CHRONIQUE DU JEUDI : Strike Witches

Strike Witches – La chronique du jeudi #66

Tous les jeudis, Amo revient sur un animé terminé. L’occasion de découvrir ou redécouvrir aussi bien des classiques que des titres tombés dans l’obscurité. Un topic est mis à votre disposition sur le forum pour retrouver toutes les anciennes chroniques.


Ce début d’année 2015 a été marqué par l’adaptation animée de Kantai Collection, qui se basait sur un jeu en ligne où la majorité des bateaux japonais de la Seconde Guerre mondiale se retrouvait personnifiée sous la forme d’agréables jeunes filles. Si de notre point de vue français, la démarche peut surprendre voire même choquer vis-à-vis de ce qu’on connaît sur la place du Japon pendant le conflit mondial, cela se justifie néanmoins si l’on essaie de poser ces éléments dans son contexte. Ainsi, si l’on a grandi en tant que Français en percevant l’armée japonaise comme une force sans foi ni loi ayant commis des horreurs en Corée et en Chine, pour le peuple japonais le sentiment est bien plus nuancé, et tente de faire la distinction entre l’armée japonaise et ses dirigeants. Car malgré toutes les exactions, les massacres voire, osons le terme, les génocides perpétrés par l’armée impériale, une partie des Japonais restent quand même assez fiers de cette armée qui a su, en moins de dix ans, évoluer technologiquement de manière très impressionnante et dominer de manière éclatante l’Extrême-Orient et tenir tête quelques années à la première force mondiale américaine.
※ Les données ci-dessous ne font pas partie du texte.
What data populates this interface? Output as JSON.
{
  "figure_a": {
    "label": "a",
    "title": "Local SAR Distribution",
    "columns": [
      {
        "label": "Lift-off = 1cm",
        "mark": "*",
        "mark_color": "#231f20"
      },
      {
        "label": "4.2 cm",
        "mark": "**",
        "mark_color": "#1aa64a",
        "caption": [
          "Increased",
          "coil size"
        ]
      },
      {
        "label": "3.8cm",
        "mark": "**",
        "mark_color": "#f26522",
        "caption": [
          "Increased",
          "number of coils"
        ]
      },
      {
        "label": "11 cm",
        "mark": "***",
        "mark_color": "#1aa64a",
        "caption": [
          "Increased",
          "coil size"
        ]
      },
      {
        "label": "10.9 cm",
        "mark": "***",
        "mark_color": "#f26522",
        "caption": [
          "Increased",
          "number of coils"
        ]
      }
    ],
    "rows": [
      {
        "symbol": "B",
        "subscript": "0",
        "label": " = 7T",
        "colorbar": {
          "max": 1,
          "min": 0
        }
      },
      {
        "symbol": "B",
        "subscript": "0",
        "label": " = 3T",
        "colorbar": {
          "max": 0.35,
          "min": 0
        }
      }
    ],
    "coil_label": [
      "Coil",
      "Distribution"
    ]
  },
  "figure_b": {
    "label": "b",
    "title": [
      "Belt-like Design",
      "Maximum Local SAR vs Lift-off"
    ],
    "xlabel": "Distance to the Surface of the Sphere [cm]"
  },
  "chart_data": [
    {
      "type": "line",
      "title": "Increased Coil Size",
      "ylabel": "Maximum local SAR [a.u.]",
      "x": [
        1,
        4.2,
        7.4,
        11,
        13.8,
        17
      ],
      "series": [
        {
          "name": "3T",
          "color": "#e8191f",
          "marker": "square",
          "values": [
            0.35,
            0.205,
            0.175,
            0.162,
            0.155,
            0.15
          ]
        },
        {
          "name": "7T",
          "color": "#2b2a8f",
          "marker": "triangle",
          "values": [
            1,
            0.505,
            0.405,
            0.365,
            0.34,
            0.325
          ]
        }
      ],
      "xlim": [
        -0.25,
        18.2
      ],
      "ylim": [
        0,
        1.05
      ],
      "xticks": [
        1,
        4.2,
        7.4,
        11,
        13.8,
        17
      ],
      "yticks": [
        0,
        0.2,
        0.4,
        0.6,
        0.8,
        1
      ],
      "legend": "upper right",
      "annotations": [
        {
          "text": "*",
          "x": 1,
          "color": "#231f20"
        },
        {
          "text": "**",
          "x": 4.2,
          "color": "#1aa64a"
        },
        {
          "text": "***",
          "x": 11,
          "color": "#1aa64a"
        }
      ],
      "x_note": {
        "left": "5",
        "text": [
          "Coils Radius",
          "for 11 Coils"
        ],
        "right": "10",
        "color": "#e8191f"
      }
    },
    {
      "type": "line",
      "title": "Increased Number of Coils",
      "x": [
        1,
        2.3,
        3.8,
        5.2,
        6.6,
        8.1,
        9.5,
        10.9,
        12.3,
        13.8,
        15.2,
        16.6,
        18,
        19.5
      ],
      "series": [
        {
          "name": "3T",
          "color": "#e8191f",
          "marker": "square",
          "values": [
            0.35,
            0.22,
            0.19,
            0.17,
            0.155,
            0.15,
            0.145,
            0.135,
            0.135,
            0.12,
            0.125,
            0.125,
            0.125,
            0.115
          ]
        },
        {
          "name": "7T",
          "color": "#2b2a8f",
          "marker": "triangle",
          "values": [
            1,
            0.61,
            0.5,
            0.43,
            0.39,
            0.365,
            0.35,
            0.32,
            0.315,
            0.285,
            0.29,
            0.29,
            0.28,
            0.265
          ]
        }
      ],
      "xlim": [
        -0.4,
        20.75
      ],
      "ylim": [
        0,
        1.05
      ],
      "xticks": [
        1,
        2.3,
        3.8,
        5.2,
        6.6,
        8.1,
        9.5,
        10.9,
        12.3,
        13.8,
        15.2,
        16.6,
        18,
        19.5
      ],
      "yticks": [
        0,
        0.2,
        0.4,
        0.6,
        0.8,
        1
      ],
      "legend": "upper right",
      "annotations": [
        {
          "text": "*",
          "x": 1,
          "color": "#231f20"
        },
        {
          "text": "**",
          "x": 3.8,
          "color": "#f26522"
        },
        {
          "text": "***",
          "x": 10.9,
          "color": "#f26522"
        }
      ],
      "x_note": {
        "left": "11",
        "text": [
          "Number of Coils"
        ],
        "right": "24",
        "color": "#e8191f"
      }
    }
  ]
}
Du coup il arrive régulièrement que la culture visuelle japonaise puise dans l’imagerie de l’armée impériale de l’époque. À commencer par Uchû Senkan Yamato, l’incroyable et cultissime série de science-fiction qui voit le gigantesque porte-avions Yamato être sorti de l’océan où il avait coulé lors d’une bataille de la guerre du Pacifique et reconverti en vaisseau spatial devenu le dernier espoir de l’humanité. Ou bien encore Jipang/Zipang, un manga de Kaiji Kawaguchi qui voit un soldat de la force d’autodéfense japonaise des années 2000 se retrouver au milieu des batailles qui opposent Japon et États-Unis, batailles qu’il va retourner en la faveur du Japon impérial…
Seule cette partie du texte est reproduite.